A film adaptation was first made in Germany in 1920 by Ludwig Wolff. A more celebrated remake by Jean Renoir and starring the great Jean Gabin as Lantier was released in 1938. The Hollywood version, retitled Human Desire and reviewed here, was made in 1954 by Fritz Lang, the brilliant filmmaker who had fled Nazi Germany in the 30s and resumed what was already a stellar career in Tinsel Town. Two more pictures, a 1957 Argentinian version and a more well known British television reworking in 1995 entitled Cruel Train (directed by Malcolm McKay), also revisited the well-worn tale.
While Renoir’s 1938 rendition of La Bête humaine is generally considered the definitive depiction of Zola’s novel, Lang’s Human Desire is an excellent example of the kind of rough-and-ready films noir that Hollywood had been churning out through the 1940s and 50s.
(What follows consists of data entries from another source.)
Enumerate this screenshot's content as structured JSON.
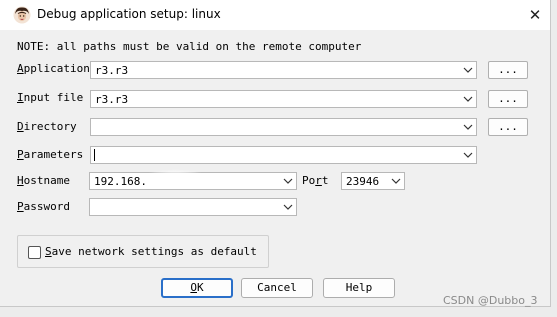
{
  "window": {
    "title": "Debug application setup: linux",
    "close_glyph": "✕"
  },
  "note": "NOTE: all paths must be valid on the remote computer",
  "fields": {
    "application": {
      "label_key": "A",
      "label_rest": "pplication",
      "value": "r3.r3"
    },
    "input_file": {
      "label_key": "I",
      "label_rest": "nput file",
      "value": "r3.r3"
    },
    "directory": {
      "label_key": "D",
      "label_rest": "irectory",
      "value": ""
    },
    "parameters": {
      "label_key": "P",
      "label_rest": "arameters",
      "value": ""
    },
    "hostname": {
      "label_key": "H",
      "label_rest": "ostname",
      "value": "192.168."
    },
    "port": {
      "label_pre": "Po",
      "label_key": "r",
      "label_rest": "t",
      "value": "23946"
    },
    "password": {
      "label_key": "P",
      "label_rest": "assword",
      "value": ""
    }
  },
  "browse_label": "...",
  "save_settings": {
    "label_key": "S",
    "label_rest": "ave network settings as default",
    "checked": false
  },
  "buttons": {
    "ok": {
      "key": "O",
      "rest": "K"
    },
    "cancel": "Cancel",
    "help": "Help"
  },
  "watermark": "CSDN @Dubbo_3",
  "icons": {
    "app": "ida-avatar-icon",
    "close": "close-icon",
    "dropdown": "chevron-down-icon"
  },
  "colors": {
    "default_button_border": "#2a6fc9",
    "window_bg": "#f0f0f0",
    "titlebar_bg": "#ffffff"
  }
}
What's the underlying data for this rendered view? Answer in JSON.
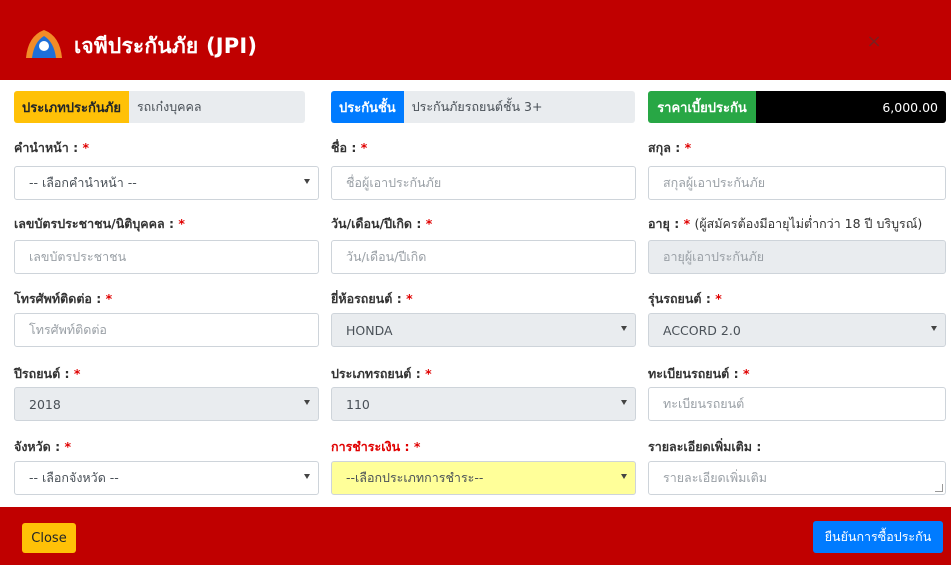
{
  "header": {
    "title": "เจพีประกันภัย (JPI)",
    "close_symbol": "×"
  },
  "summary": {
    "customer_type": {
      "label": "ประเภทประกันภัย",
      "value": "รถเก๋งบุคคล"
    },
    "class": {
      "label": "ประกันชั้น",
      "value": "ประกันภัยรถยนต์ชั้น 3+"
    },
    "premium": {
      "label": "ราคาเบี้ยประกัน",
      "value": "6,000.00"
    }
  },
  "form": {
    "title_prefix": {
      "label": "คำนำหน้า :",
      "value": "-- เลือกคำนำหน้า --"
    },
    "first_name": {
      "label": "ชื่อ :",
      "placeholder": "ชื่อผู้เอาประกันภัย"
    },
    "last_name": {
      "label": "สกุล :",
      "placeholder": "สกุลผู้เอาประกันภัย"
    },
    "id_card": {
      "label": "เลขบัตรประชาชน/นิติบุคคล :",
      "placeholder": "เลขบัตรประชาชน"
    },
    "birthdate": {
      "label": "วัน/เดือน/ปีเกิด :",
      "placeholder": "วัน/เดือน/ปีเกิด"
    },
    "age": {
      "label": "อายุ :",
      "note": "(ผู้สมัครต้องมีอายุไม่ต่ำกว่า 18 ปี บริบูรณ์)",
      "placeholder": "อายุผู้เอาประกันภัย"
    },
    "phone": {
      "label": "โทรศัพท์ติดต่อ :",
      "placeholder": "โทรศัพท์ติดต่อ"
    },
    "car_brand": {
      "label": "ยี่ห้อรถยนต์ :",
      "value": "HONDA"
    },
    "car_model": {
      "label": "รุ่นรถยนต์ :",
      "value": "ACCORD 2.0"
    },
    "car_year": {
      "label": "ปีรถยนต์ :",
      "value": "2018"
    },
    "car_type": {
      "label": "ประเภทรถยนต์ :",
      "value": "110"
    },
    "plate": {
      "label": "ทะเบียนรถยนต์ :",
      "placeholder": "ทะเบียนรถยนต์"
    },
    "province": {
      "label": "จังหวัด :",
      "value": "-- เลือกจังหวัด --"
    },
    "payment": {
      "label": "การชำระเงิน :",
      "value": "--เลือกประเภทการชำระ--"
    },
    "details": {
      "label": "รายละเอียดเพิ่มเติม :",
      "placeholder": "รายละเอียดเพิ่มเติม"
    },
    "required_mark": "*"
  },
  "footer": {
    "close_label": "Close",
    "confirm_label": "ยืนยันการซื้อประกัน"
  },
  "colors": {
    "header_bg": "#c00000",
    "chip_yellow": "#ffc107",
    "chip_blue": "#007bff",
    "chip_green": "#28a745",
    "premium_bg": "#000000",
    "payment_highlight": "#ffff99"
  }
}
Lang himself had already made several that fit within the trend and style of these often cheap, always black and white, mostly cynical thrillers—Ministry of Fear (1944), The Woman in the Window (1944), Scarlet Street (1945), Secret Beyond the Door (1947), and The Big Heat (1953), among others. The hallmarks of film noir are there—cinematography patterned after German expressionism, contrasting light and dark, shadows, nighttime, smoking, drinking, violence, and, most assuredly, a femme fatale.
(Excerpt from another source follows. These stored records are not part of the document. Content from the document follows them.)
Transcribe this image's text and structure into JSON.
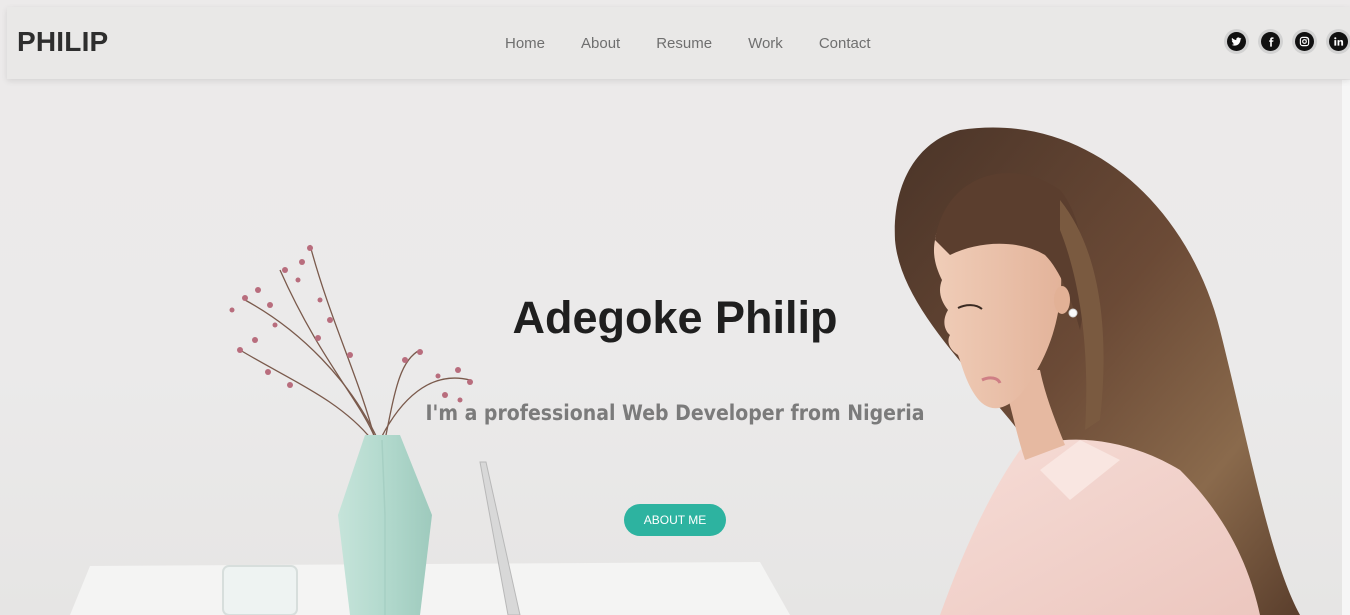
{
  "brand": "PHILIP",
  "nav": {
    "home": "Home",
    "about": "About",
    "resume": "Resume",
    "work": "Work",
    "contact": "Contact"
  },
  "socials": {
    "twitter": "twitter-icon",
    "facebook": "facebook-icon",
    "instagram": "instagram-icon",
    "linkedin": "linkedin-icon"
  },
  "hero": {
    "title": "Adegoke Philip",
    "subtitle": "I'm a professional Web Developer from Nigeria",
    "button_label": "ABOUT ME"
  },
  "colors": {
    "accent": "#2db3a0",
    "navbar_bg": "#e9e8e7",
    "text_dark": "#1f1f1f"
  }
}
This time the Lantier character, now called Jeff Warren (Glenn Ford), is a much nicer fellow. The violence and rage that existed in earlier versions of the protagonist are not here. He’s a train engineer, recently discharged from the Korean War and back at his old job in the railway yards somewhere not unlike Pennsylvania. He’s rather sweet on the daughter of a colleague, a “good” girl and perhaps the only innocent and squeaky clean character in the story. Carl Buckley (Broderick Crawford) also works for the railroad, but he’s a mean drunk and is fired. He has a younger wife, Vicki (Gloria Grahame), who has a questionable past. Carl gets Vicki to visit a wealthy railway customer, Owens (Grandon Rhodes), to try and get him to influence the railway boss to rehire her husband. Carl doesn’t realize Vicki has some history with Owens. Carl gets his job back, but now he’s terribly jealous. He forces Vicki to help him murder Owens during a train ride. They don’t count on Jeff also being on the train and unwittingly becoming involved in the scheme. Jeff falls for Vicki and begins an affair with her, even though he knows she’s likely “no good.” And then Vicki has plans of her own for Jeff to do something about Carl. She believes that if Jeff had killed in the war, then he could do it again. But that, as he says, is “a different kind of killing.”
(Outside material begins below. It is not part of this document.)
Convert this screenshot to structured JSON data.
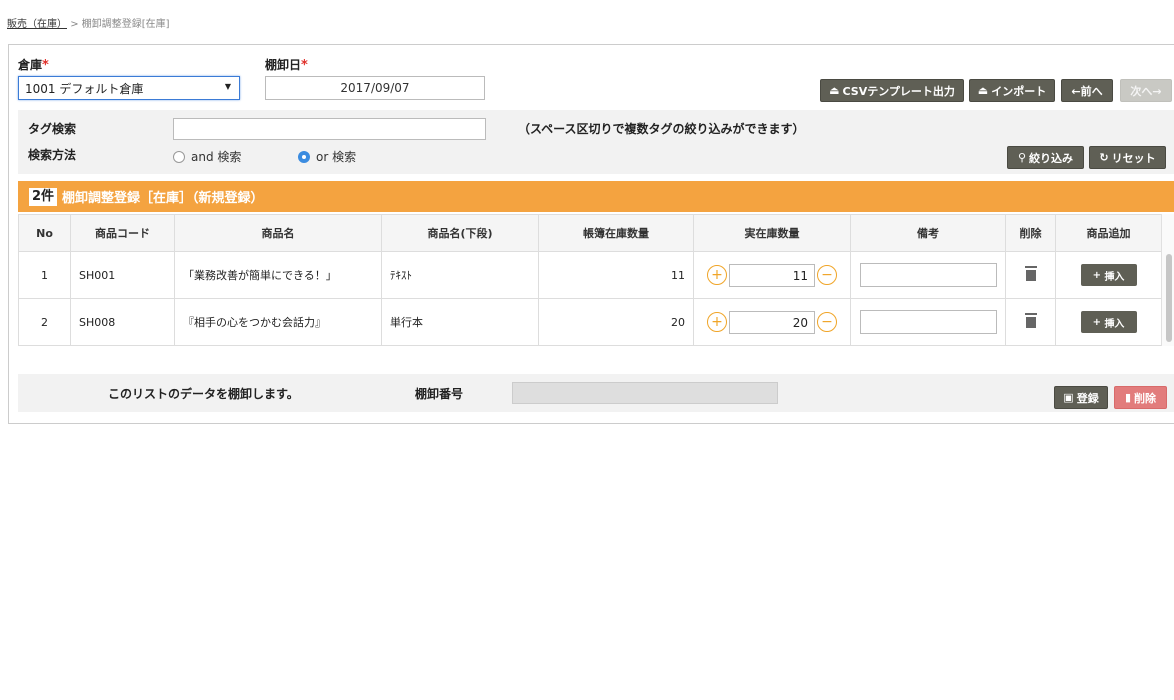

Yes, it’s quite a typical adultery-murder plot that floats around films noir. We can predict the events of the story before they occur, but we don’t care. Why? Because Fritz Lang’s direction is tight, interesting, full of striking imagery, and straddles the right balance between campy and heightened melodrama. The performances, especially by Grahame, are quite good. The only problem is an ending that might be considered unresolved.
Kino Lorber Studio Classics’ new Blu-ray release of Human Desire is top-notch with a gorgeous restoration that accents the cinematography by Burnett Guffey (who had won an Academy Award for From Here to Eternity and would win another for Bonnie and Clyde). The only supplements on the disk are a nine minute video discussion about the film by, curiously, actress Emily Mortimer, the theatrical trailer, and trailers for other Kino Lorber releases.
Human Desire is for fans of film noir, Fritz Lang, and the trio of stars—Ford, Grahame, and Crawford. Oh, and if you happen to like trains, there are a lot of those in the movie, too!